Body Type
Body Type did not intend on making A Big Statement with their new record, EP2 (out May 3 on Partisan Records / Inertia Music), but at its heart lies an incidental anthem.
First written by bassist Georgia Wilkinson-Derums as a poem, ‘Uma’ is filled with abstract symbolism, religious iconography and terrifying animal imagery. “It’s like this connected web of storytelling,” Annabel Blackman explains, as her fellow guitarist and vocalist Sophie McComish hums in agreement. “It’s Georgia’s life, but also outlining what’s going on with women at the moment … connecting together and becoming outspoken and empowering each other.”
Over crunchy guitars, Georgia issues a call to arms – All for one and one for all / All for one and one for the downfall – and surrenders to absolute vulnerability, spitting and howling in the spirit of Patti Smith opening her notebook to first perform her own secretly scribbled poetry in public.
Harnessing an “energy of anger”, as Annabel describes it, the song connects to recent cultural movements, where, as Sophie puts it, “personal becomes public, and private becomes shared experience”.
Shared experience is as close to a Body Type mission statement as you might find. The four-piece – completed by Cecil Coleman on drums – patched themselves together in Sydney in 2016 and found they each contained pieces that perfectly complemented one another’s.

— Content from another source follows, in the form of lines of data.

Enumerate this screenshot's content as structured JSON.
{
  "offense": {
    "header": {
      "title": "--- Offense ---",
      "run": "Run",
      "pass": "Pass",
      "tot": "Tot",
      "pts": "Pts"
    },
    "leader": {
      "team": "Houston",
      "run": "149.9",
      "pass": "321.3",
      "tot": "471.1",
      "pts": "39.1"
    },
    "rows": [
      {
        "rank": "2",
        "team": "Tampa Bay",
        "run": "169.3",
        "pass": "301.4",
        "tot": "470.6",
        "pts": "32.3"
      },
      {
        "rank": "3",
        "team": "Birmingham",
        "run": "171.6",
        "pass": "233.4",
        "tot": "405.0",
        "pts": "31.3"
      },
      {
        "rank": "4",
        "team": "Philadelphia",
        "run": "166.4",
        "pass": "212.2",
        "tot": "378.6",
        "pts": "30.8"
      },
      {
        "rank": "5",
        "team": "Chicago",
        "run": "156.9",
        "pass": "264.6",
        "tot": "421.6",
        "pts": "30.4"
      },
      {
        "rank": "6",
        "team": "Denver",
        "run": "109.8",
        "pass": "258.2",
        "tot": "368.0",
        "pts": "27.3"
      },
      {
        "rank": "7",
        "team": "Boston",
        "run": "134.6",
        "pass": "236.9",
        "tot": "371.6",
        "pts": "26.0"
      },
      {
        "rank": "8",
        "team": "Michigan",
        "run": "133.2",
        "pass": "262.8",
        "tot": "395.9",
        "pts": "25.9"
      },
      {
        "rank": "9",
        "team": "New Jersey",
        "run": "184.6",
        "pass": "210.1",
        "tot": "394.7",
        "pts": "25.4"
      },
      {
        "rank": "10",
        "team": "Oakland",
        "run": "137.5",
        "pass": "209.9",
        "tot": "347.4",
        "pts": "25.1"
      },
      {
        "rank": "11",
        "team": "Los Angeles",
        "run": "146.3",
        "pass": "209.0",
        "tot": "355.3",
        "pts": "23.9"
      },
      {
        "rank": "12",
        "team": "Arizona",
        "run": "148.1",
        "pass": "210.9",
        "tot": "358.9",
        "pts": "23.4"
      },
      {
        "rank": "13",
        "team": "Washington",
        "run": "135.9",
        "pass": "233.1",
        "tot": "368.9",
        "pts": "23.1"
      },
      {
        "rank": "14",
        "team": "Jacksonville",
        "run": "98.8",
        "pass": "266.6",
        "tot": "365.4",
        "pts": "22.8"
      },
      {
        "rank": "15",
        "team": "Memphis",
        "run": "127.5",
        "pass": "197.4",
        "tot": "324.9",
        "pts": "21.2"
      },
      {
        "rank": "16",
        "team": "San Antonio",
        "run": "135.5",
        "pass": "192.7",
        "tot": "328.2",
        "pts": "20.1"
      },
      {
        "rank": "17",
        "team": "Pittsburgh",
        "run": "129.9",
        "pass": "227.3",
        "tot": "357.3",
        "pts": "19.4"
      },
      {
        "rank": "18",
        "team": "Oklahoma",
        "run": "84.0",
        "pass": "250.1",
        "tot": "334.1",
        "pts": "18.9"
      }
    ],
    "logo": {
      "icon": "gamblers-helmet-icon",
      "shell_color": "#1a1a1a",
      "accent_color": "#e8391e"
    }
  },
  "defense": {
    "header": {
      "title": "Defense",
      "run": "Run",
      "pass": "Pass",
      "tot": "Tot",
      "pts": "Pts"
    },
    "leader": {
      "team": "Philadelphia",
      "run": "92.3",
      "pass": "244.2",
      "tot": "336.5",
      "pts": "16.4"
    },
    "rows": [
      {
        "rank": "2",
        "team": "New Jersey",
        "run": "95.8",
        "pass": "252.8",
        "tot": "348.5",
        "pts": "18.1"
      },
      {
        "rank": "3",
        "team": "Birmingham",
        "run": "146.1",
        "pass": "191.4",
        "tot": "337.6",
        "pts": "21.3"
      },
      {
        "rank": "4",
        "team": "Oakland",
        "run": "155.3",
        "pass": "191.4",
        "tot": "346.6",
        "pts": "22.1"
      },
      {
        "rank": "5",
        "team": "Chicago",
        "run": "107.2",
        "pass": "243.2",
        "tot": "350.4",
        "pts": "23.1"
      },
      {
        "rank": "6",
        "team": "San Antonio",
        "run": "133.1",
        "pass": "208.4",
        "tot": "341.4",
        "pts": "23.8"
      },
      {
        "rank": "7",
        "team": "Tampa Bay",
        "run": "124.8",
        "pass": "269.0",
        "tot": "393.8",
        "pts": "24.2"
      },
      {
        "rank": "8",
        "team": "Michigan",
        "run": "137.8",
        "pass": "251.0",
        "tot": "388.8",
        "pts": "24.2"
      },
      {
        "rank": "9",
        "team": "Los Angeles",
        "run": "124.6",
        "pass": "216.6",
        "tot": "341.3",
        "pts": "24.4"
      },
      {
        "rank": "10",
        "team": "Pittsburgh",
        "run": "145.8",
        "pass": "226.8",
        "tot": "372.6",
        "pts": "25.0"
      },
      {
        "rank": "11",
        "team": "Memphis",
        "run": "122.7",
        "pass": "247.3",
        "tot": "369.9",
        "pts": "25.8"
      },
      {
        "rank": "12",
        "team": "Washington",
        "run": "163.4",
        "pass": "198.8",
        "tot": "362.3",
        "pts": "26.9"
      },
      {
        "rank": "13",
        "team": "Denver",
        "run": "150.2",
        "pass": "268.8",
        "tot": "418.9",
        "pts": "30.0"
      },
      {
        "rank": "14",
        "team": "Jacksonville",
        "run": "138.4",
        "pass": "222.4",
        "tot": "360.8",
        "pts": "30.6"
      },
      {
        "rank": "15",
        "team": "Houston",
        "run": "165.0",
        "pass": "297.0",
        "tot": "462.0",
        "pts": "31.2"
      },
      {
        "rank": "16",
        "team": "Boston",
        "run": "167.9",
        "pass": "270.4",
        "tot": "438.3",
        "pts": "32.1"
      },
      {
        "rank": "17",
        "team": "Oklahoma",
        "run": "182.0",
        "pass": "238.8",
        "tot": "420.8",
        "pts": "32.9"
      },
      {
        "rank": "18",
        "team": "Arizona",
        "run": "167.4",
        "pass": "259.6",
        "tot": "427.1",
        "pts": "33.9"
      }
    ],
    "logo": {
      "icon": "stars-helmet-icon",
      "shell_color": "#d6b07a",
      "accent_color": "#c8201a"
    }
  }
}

They soon set about articulating their ideas through jangling guitars and scuzzy, lo-fi production, and found that audiences at home and around the country were eager to get sucked in.
The journey from where they began – DIY soundproofing a room in their sharehouse to record their first demos – to where they are now – releasing their second EP in just six months, and preparing to play their first run of international shows with awards under their belt (they took home ‘Best Live Act’ and ‘Next Big Thing’ at FBI Radio’s 2017 SMAC Awards) and international support from the likes of BBC1, KCRW and RRR backing them up – has been, as Sophie describes it, like “a big wavy ocean, calming.”
“It feels like all the parts of the machine have fallen into place. Like the reigns have been put on the horse … but she’s still very wild and can go in any direction.”
It’s a partnership between four women that feels both deliberately constructed and destined to exist – a sentiment that plays into the imagery Body Type conjures both in their songwriting and visuals, with recurring references to the tarot, astrology and the spiritual or subconscious worlds touching much of their work.
It’s fitting, then, that EP2’s first single, ’Stingray’, felt so karmically designed. A chance draw from a stack of animal tarot cards offered Sophie two guides: the earthworm and the stingray. Her inner protector emerged almost instantly. “The stingray represented having no spine and needing to be more communicative and take control of your life. I could see those traits in a few of my friends, who were in these really dead-end relationships that they kept going back to. This song is about me shaking my friends out of that, like, ‘Stop that! You are bigger and better than this!’”
EP2 combines five tracks written anywhere between two years and two weeks before Body Type arrived at producer Konstantin Kersting’s (The Belligerents, Emerson Snowe, The Church) Airlock Studios to begin recording. One of the earliest to exist was Sad Wax, a contemplative note struck by Annabel. “Thematically, it’s about being so overcome with emotion that you can’t function as a person anymore,” she recalls.
Even as she crafted this song that would become a moment of true tenderness and vulnerability among all of the band’s energy (“We’re a bit dramatic by nature”), Annabel wasn’t sure what space it could occupy. “I thought maybe it was a bit too quiet because I don’t know if delicacy really translates live.”
What Sophie is quick to remind her, though, is that Sad Wax exists as a kind of psychic twin to 264, one of the first tracks Body Type ever recorded, which Annabel also wrote. “I feel like those two occupy the same space in our set.” They act as magnets, drawing you in and granting you a fleeting moment of access to a performer who’s perhaps more comfortable watching the crowd than she is being watched by them.
Elsewhere on the record, Annabel is credited with Free to Air. Her storytelling paints a hazy scene, but relies on you to draw the outlines yourself. “I think I’m interested in writing about my emotions in a detached way, and expressing them through inanimate things or my surroundings, instead of talking about myself,” she says, describing the vindictive thrill that came from writing “kind of a joke song” about an annoying neighbour whose regimented TV schedule bled into the borders of her life, and the voyeurism she employed in observing him so intently as payback.
Completing the record is Insomnia, which takes place much closer to home, in a place no curious eyes can find. A song about finding serenity in nature and safety in a sweet lover’s arms, it’s a moment that feels intimate and infinite all at once – kind of like Body Type; a band that Australian fans will forever proudly consider “theirs”, even as they set their sights on the wider world.